On July 26, 1901, he brought this action, under the authority of § 5198, Revised Statutes, United States, U. S. Comp. Stat. 1901, p. 3493, to recover twice the amount of the interest paid to the bank. The court of appeals found that part of the interest was paid more than two years prior to the commencement of the action, and held that no recovery could be had as to that, but, reversing the district court, entered a judgment in favor of the plaintiff for double the amount of the balance of the interest, on the ground that usury entered into it all.

Section 5198, Revised Statutes, provides:

'The taking, receiving, reserving, or charging a rate of interest greater than is allowed by the preceding section, when knowingly done, shall be deemed a forfeiture of the entire interest which the note, bill, or other evidence of debt carries with it, or which has been agreed to be paid thereon.
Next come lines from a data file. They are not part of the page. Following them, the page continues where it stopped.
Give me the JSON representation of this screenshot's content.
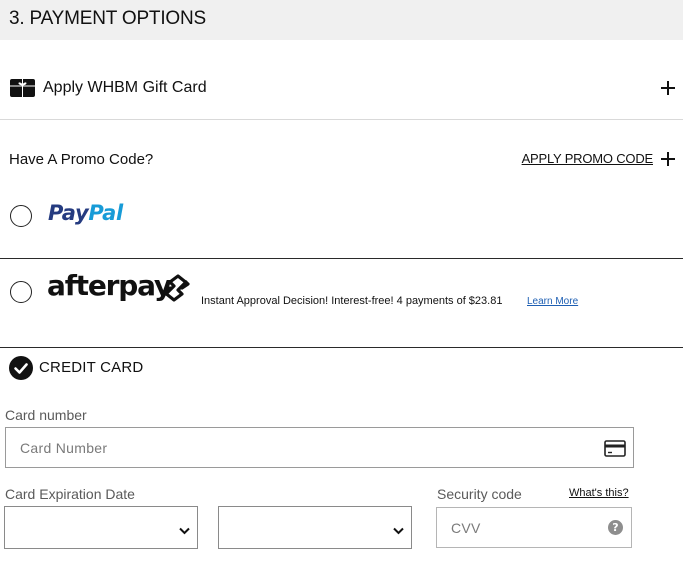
{
  "section": {
    "title": "3. PAYMENT OPTIONS"
  },
  "gift_card": {
    "label": "Apply WHBM Gift Card",
    "icon": "gift-card-icon"
  },
  "promo": {
    "label": "Have A Promo Code?",
    "link": "APPLY PROMO CODE"
  },
  "paypal": {
    "logo_part1": "Pay",
    "logo_part2": "Pal",
    "colors": {
      "pay": "#253b80",
      "pal": "#179bd7"
    }
  },
  "afterpay": {
    "logo_text": "afterpay",
    "info": "Instant Approval Decision! Interest-free! 4 payments of $23.81",
    "learn_more": "Learn More"
  },
  "credit_card": {
    "label": "CREDIT CARD",
    "selected": true,
    "card_number_label": "Card number",
    "card_number_placeholder": "Card Number",
    "card_number_value": "",
    "expiration_label": "Card Expiration Date",
    "expiration_month_value": "",
    "expiration_year_value": "",
    "security_label": "Security code",
    "whats_this": "What's this?",
    "cvv_placeholder": "CVV",
    "cvv_value": "",
    "help_glyph": "?"
  },
  "colors": {
    "header_bg": "#f0f0f0",
    "link_blue": "#1e5fb3",
    "accent": "#111111"
  }
}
In case the greater rate of interest has been paid, the person by whom it has been paid, or his legal representatives, may recover back, in an action in the nature of an action of debt, twice the amount of the interest thus paid, from the association taking or receiving the same: Provided, such action is commenced within two years from the time the usurious transaction occurred.'

Messrs. J. W. Nichol, Thomas D. Sporer and E. W. Nicholson for plaintiff in error.

No. counsel opposed.

Mr. Justice Brewer delivered the opinion of the court:

The mere discharge by A. M. Lasater of the note executed by himself and J. L. Lasater, by giving his own note in renewal thereof, would not uphold a recovery from the bank on account of usurious interest in the former note. Brown v. Marion Nat. Bank, 169 U. S. 416, 42 L. ed. 801, 18 Sup. Ct. Rep. 390. The payment contemplated by the statute is an actual payment, and not a further promise to pay, and was not made until the bank, in June, 1901, received its money. Prior to the renewal by A. M. Lasater, in October, 1900, there were only two or three small cash payments on the indebtedness.